Фрау Шрам - [39]

Шрифт
Интервал

Та антенна — скорее всего тети Фариды, а эта, наверняка — Наргиз, тогда навороченная — будет Ираны, следовательно, нашу хорошо бы поставить где-нибудь здесь, рядом с Наной. Да-да… Точно.

— Вы угадали, — говорю я мастеру, русскому мужичку лет сорока, по-видимому, крепко поддающему.

— Я не угадал, я — знаю. Мне просто нужно было вас спросить.

Почему-то мне приятно, мне нравится, что мастер русский, и что он так вот со мною говорит, и что у него еще старая бакинская интонация, по которой даже можно догадаться, из какого он района Баку.

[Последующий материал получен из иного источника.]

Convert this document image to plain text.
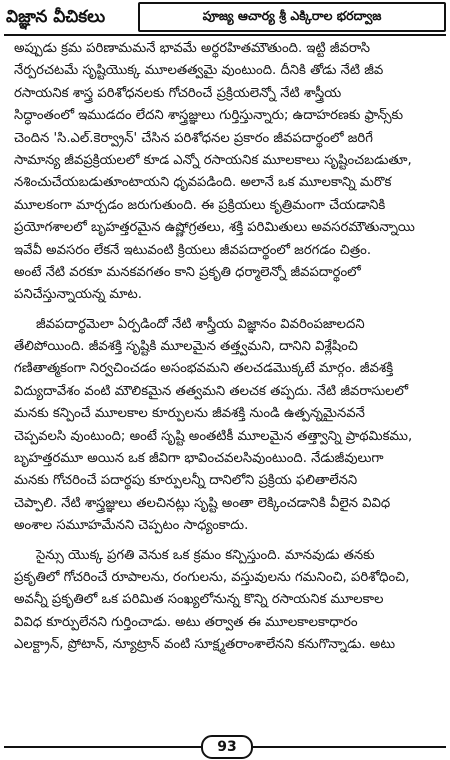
విజ్ఞాన వీచికలు	పూజ్య ఆచార్య శ్రీ ఎక్కిరాల భరద్వాజ
అప్పుడు క్రమ పరిణామమనే భావమే అర్థరహితమౌతుంది. ఇట్టి జీవరాసి
నేర్పరచటమే సృష్టియొక్క మూలతత్వమై వుంటుంది. దీనికి తోడు నేటి జీవ
రసాయనిక శాస్త్ర పరిశోధనలకు గోచరించే ప్రక్రియలెన్నో నేటి శాస్త్రీయ
సిద్ధాంతంలో ఇముడదం లేదని శాస్త్రజ్ఞులు గుర్తిస్తున్నారు; ఉదాహరణకు ఫ్రాన్స్‌కు
చెందిన 'సి.ఎల్.కెర్వ్రాన్' చేసిన పరిశోధనల ప్రకారం జీవపదార్థంలో జరిగే
సామాన్య జీవప్రక్రియలలో కూడ ఎన్నో రసాయనిక మూలకాలు సృష్టించబడుతూ,
నశించుచేయబడుతూంటాయని ధృవపడింది. అలానే ఒక మూలకాన్ని మరొక
మూలకంగా మార్చడం జరుగుతుంది. ఈ ప్రక్రియలు కృత్రిమంగా చేయడానికి
ప్రయోగశాలలో బృహత్తరమైన ఉష్ణోగ్రతలు, శక్తి పరిమితులు అవసరమౌతున్నాయి
ఇవేవీ అవసరం లేకనే ఇటువంటి క్రియలు జీవపదార్థంలో జరగడం చిత్రం.
అంటే నేటి వరకూ మనకవగతం కాని ప్రకృతి ధర్మాలెన్నో జీవపదార్థంలో
పనిచేస్తున్నాయన్న మాట.
జీవపదార్థమెలా ఏర్పడిందో నేటి శాస్త్రీయ విజ్ఞానం వివరింపజాలదని
తేలిపోయింది. జీవశక్తి సృష్టికి మూలమైన తత్త్వమని, దానిని విశ్లేషించి
గణితాత్మకంగా నిర్వచించడం అసంభవమని తలచడమొక్కటే మార్గం. జీవశక్తి
విద్యుదావేశం వంటి మౌలికమైన తత్వమని తలచక తప్పదు. నేటి జీవరాసులలో
మనకు కన్పించే మూలకాల కూర్పులను జీవశక్తి నుండి ఉత్పన్నమైనవనే
చెప్పవలసి వుంటుంది; అంటే సృష్టి అంతటికీ మూలమైన తత్త్వాన్ని ప్రాథమికము,
బృహత్తరమూ అయిన ఒక జీవిగా భావించవలసివుంటుంది. నేడుజీవులుగా
మనకు గోచరించే పదార్థపు కూర్పులన్నీ దానిలోని ప్రక్రియ ఫలితాలేనని
చెప్పాలి. నేటి శాస్త్రజ్ఞులు తలచినట్లు సృష్టి అంతా లెక్కించడానికి వీలైన వివిధ
అంశాల సమూహమేనని చెప్పటం సాధ్యంకాదు.
సైన్సు యొక్క ప్రగతి వెనుక ఒక క్రమం కన్పిస్తుంది. మానవుడు తనకు
ప్రకృతిలో గోచరించే రూపాలను, రంగులను, వస్తువులను గమనించి, పరిశోధించి,
అవన్నీ ప్రకృతిలో ఒక పరిమిత సంఖ్యలోనున్న కొన్ని రసాయనిక మూలకాల
వివిధ కూర్పులేనని గుర్తించాడు. అటు తర్వాత ఈ మూలకాలకాధారం
ఎలక్ట్రాన్, ప్రోటాన్, న్యూట్రాన్ వంటి సూక్ష్మతరాంశాలేనని కనుగొన్నాడు. అటు
93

Я глянул на Город сверху (сейчас он для меня, как для древнего римлянина, — с большой буквы). Город, порождающий бесконечные смысловые ассоциации; Город, голоса которого сливаются сейчас в один; Город, окутанный фиолетовой дымкой; Город, отступающий от моря всего лишь на один шаг; Город, в котором не найти центра, но зато столько периферий. Когда я напишу роман и поставлю последнюю точку или отточие, мне необходимо будет взглянуть на него вот так вот, сверху; увидеть, как собираются в бесконечное целое разные по форме крыши, — раскаленные, как та, на которой я сейчас стою, — темные провалы дворов-колодцев, верхушки деревьев и, конечно же, вертикально вздымающиеся минареты (орфография Города, в том смысле этого слова, какой вкладывал в него Витрувий), поднимающие Город до той высоты, до которой он еще не поднялся; минареты Тэзэ-пира, Джума-мечети и мечети Касым-бека, что на улице Гуси Гиджиева, недалеко от того самого телеателье, откуда наш мастер, сочиняющий для меня антенну. В грубой простоте речи я должен буду свести воедино, в один пучок, в одну пульсирующую точку все улицы, все крыши и всех людей под этими крышами, живущих с их снами, секрециями и мечтами. Если я не запутаюсь, не заплутаю, и сведу все со всем, и услышу один, только один голос — это будет… «Вар ол!!?[39]», как говорила когда-то наша Нана в таких случаях. А вот и она — легка на помине — идет с кошелками медленно-медленно; отсюда маленькая такая, но даже с крыши видно, как она бедрами качает, как старается во что бы то ни стало женщиной быть, не зря автомобиль проехал и просигналил ей; просигналил как женщине, настоящей женщине. Счастья решил попытать.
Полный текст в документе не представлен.